Defense pact
Nobody can blame the Defense Minister, Moch. Mahfud MD, for lacking imagination in his honest effort to build up a defense mechanism around this archipelagic republic. His proposal to set up a new intelligence ring around his ministry and around the presidency shows his creative mind, but the idea has been rejected outright by those more experienced in the military and civil intelligence work as being unnecessary and energy wasting. If he wants to please the President, who would get a daily intelligence report under the scheme, maybe he is on the right track.
To counter the rumored threat of an embargo imposed by the United States on Indonesia in case of a conflict, the minister thinks inviting some Asian powers to form a defense pact might be the answer to scare U.S. intervening, through its ambassador, in Indonesia's internal affairs. And in the minister's mind, of course, this is to keep U.S. submarines and aircraft carriers also at bay. (What about its intercontinental ballistic missiles?)
Original though such a proposal may sound, it also shows the inexperience, if not naivety, of the minister in international politics since the Asian African Conference in Bandung in 1955, Indonesia's greatest asset in international politics, has been its neutrality in the form of the principle of non alignment. In that spirit, forming a military pact is tantamount to inviting the devil to stage a war.

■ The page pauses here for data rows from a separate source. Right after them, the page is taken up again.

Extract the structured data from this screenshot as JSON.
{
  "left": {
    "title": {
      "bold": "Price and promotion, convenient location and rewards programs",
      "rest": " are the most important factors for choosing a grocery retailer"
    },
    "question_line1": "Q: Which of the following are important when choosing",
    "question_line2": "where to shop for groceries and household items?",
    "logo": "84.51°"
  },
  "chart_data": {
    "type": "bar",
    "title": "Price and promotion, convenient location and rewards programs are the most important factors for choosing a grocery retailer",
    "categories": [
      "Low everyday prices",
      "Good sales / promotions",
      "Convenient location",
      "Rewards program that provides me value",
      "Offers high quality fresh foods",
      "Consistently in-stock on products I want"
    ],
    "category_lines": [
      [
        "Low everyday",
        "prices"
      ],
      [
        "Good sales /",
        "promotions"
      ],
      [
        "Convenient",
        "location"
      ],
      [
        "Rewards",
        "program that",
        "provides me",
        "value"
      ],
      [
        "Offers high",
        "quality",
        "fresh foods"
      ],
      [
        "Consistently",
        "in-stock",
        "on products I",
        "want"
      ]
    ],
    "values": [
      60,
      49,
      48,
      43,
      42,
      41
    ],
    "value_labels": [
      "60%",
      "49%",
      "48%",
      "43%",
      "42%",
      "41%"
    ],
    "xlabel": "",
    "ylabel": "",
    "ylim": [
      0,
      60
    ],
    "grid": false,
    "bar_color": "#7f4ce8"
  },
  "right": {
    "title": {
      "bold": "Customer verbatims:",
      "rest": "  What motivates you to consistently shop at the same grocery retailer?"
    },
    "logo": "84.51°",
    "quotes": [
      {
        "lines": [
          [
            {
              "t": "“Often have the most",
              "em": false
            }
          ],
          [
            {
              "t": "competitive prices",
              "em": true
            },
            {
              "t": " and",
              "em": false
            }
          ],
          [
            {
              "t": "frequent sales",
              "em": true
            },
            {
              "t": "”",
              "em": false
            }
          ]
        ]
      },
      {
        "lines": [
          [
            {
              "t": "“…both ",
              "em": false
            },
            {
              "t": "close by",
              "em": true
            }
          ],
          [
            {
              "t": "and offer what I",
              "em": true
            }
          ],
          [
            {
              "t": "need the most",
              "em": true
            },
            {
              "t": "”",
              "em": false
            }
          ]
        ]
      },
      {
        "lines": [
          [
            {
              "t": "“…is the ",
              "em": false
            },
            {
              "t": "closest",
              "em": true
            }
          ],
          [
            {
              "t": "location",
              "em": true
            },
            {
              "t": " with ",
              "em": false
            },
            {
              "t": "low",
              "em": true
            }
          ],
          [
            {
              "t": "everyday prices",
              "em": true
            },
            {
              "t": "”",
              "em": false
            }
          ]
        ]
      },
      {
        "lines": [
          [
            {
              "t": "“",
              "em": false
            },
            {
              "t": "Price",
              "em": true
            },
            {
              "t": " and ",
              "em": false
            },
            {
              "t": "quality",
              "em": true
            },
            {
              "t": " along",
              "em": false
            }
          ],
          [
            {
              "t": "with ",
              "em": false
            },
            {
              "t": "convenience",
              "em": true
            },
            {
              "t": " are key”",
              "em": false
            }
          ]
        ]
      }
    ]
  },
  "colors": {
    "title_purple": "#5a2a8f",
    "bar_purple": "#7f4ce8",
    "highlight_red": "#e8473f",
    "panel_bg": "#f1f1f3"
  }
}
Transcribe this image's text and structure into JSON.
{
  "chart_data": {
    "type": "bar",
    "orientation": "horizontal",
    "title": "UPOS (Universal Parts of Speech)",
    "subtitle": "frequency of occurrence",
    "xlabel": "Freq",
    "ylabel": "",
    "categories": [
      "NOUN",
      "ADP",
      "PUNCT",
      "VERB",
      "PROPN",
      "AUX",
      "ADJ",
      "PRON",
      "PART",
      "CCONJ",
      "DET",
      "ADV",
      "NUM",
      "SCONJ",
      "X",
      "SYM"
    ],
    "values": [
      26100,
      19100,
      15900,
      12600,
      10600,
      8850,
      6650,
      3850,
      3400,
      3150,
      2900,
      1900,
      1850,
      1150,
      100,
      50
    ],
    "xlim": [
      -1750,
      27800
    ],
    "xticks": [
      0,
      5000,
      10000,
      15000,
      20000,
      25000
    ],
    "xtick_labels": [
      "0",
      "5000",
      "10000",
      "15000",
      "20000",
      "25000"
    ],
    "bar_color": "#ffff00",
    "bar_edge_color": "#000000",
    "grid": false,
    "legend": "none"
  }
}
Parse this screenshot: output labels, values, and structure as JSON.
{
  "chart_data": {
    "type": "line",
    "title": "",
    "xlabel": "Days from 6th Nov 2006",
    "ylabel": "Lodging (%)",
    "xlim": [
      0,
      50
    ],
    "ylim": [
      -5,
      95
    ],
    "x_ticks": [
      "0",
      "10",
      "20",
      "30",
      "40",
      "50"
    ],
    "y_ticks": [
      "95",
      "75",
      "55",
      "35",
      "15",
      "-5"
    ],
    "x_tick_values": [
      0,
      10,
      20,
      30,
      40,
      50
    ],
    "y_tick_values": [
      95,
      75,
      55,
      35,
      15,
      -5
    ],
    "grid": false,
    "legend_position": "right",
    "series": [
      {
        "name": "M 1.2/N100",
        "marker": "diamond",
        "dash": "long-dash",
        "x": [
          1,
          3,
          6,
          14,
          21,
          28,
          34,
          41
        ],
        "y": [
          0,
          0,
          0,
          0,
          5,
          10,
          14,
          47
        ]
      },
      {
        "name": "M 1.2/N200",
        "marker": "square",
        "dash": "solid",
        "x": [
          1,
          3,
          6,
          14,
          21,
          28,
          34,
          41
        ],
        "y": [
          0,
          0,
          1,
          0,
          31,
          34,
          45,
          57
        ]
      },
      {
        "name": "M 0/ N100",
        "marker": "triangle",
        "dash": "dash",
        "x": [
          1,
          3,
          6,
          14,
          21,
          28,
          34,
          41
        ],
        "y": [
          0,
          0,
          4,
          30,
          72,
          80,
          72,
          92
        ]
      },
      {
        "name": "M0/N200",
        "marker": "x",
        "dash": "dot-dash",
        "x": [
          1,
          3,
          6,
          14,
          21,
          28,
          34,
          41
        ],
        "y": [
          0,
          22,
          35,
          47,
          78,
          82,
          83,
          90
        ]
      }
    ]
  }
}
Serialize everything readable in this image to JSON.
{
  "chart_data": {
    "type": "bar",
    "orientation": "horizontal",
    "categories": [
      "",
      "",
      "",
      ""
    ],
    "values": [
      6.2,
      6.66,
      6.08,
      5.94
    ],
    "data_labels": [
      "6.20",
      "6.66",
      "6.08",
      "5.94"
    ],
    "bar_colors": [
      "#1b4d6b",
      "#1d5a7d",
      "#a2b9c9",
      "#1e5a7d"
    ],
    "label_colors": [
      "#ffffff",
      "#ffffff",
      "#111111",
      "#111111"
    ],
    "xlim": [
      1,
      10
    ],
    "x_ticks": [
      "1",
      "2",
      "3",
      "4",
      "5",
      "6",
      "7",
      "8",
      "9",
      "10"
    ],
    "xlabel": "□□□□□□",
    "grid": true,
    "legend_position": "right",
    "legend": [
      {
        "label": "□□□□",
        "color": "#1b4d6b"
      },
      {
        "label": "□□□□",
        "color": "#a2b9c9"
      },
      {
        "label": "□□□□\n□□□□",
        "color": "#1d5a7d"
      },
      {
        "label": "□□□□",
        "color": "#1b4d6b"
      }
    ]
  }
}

The success of Indonesia's foreign policy has been based on the strength of morality, on containment of the enemy and not confronting it, unless you are sure you're fighting a little ant and not a giant King Kong. Speaker of the House, Akbar Tandjung, does not see any foreign military threat at present. Foreign minister Alwi Shihab believes military pacts are no longer relevant when the cold war is a thing of the past.
Columnist Gwynne Dyer wrote in The Jakarta Post, Oct. 26, a challenging, if not misinformed, article about West Papua. He asks defiantly whether it will one day become the next East Timor for Indonesia? If I am correct, he blames violence in that territory to the Indonesia military and security agents (provoked by foreign spies?). I think this is a nice opportunity for minister Mahfud to start a counter-attack with his pen without resorting to a defense pact.